The girl was cute, though dirty and bedraggled. She was watching me, fascinated, as I took pictures of the pee wee ball players running around the diamond, dust clouding up in the hot afternoon sun.
"May I take a picture of you?" I asked her. She glanced over at the older woman, her grandmother I assumed.
"Let her take your picture for the newspaper!" said the lady.
So I did. She smiled shyly and I snapped one picture. Her dress was so colorful and her wire-framed glasses had slid down the bridge of her nose. She looked up at me, smacking loudly on a mouthful of gum. I joked with her for a moment and moved on to finish up my work.

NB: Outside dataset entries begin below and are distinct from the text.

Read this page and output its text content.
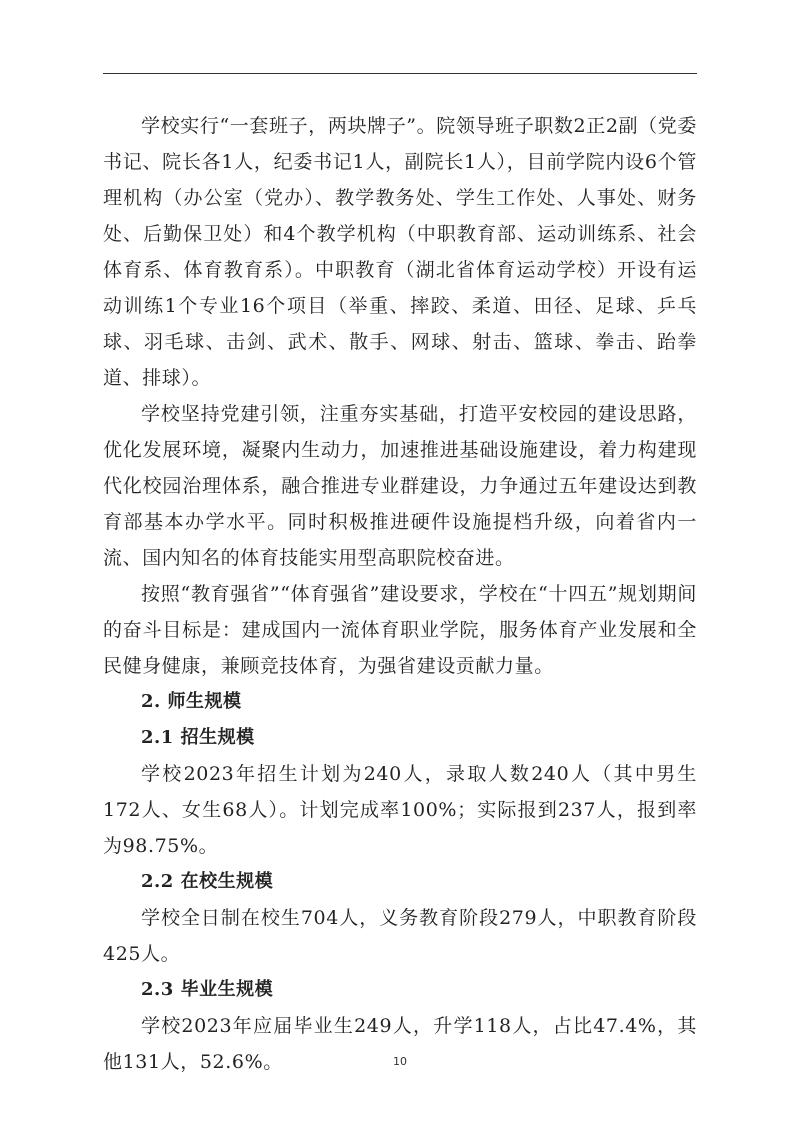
学校实行“一套班子，两块牌子”。院领导班子职数2正2副（党委书记、院长各1人，纪委书记1人，副院长1人），目前学院内设6个管理机构（办公室（党办）、教学教务处、学生工作处、人事处、财务处、后勤保卫处）和4个教学机构（中职教育部、运动训练系、社会体育系、体育教育系）。中职教育（湖北省体育运动学校）开设有运动训练1个专业16个项目（举重、摔跤、柔道、田径、足球、乒乓球、羽毛球、击剑、武术、散手、网球、射击、篮球、拳击、跆拳道、排球）。

学校坚持党建引领，注重夯实基础，打造平安校园的建设思路，优化发展环境，凝聚内生动力，加速推进基础设施建设，着力构建现代化校园治理体系，融合推进专业群建设，力争通过五年建设达到教育部基本办学水平。同时积极推进硬件设施提档升级，向着省内一流、国内知名的体育技能实用型高职院校奋进。

按照“教育强省”“体育强省”建设要求，学校在“十四五”规划期间的奋斗目标是：建成国内一流体育职业学院，服务体育产业发展和全民健身健康，兼顾竞技体育，为强省建设贡献力量。

2. 师生规模

2.1 招生规模

学校2023年招生计划为240人，录取人数240人（其中男生172人、女生68人）。计划完成率100%；实际报到237人，报到率为98.75%。

2.2 在校生规模

学校全日制在校生704人，义务教育阶段279人，中职教育阶段425人。

2.3 毕业生规模

学校2023年应届毕业生249人，升学118人，占比47.4%，其他131人，52.6%。	10
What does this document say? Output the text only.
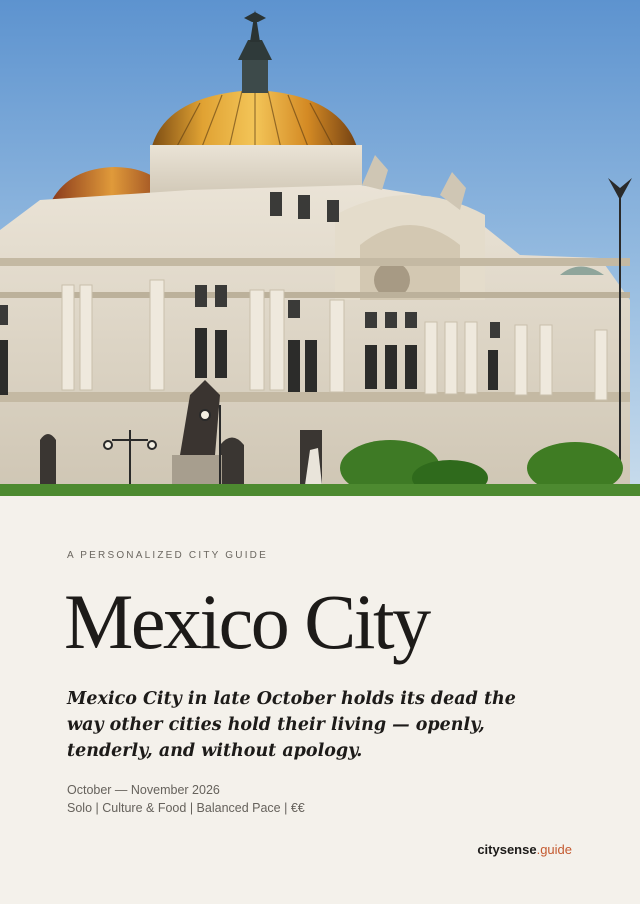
A PERSONALIZED CITY GUIDE
Mexico City
Mexico City in late October holds its dead the way other cities hold their living — openly, tenderly, and without apology.
October — November 2026
Solo | Culture & Food | Balanced Pace | €€
citysense.guide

Moments later I was verbally accosted by the girl's mother for taking her picture. My good mood was immediately flattened like a bug on the windshield of a passing car. A trashy, dirty, dented-in, used-up, car. With part of the grill missing. And well over 200,000 miles on it.
"Kids enjoy having their pictures made. They love it. It doesn't mean I will put it in the paper. It's good for their self-esteem and obviously your daughter needs that," I said. I shouldn't have said it, but I did.
There's no telling what was going on with her. I don't know the whole story, and I always wonder when someone is so adamant about staying out of the paper. Explain why or don't, but there's no need for the anger.
It's always better to be nice with your request, assuming you know how to be civilized.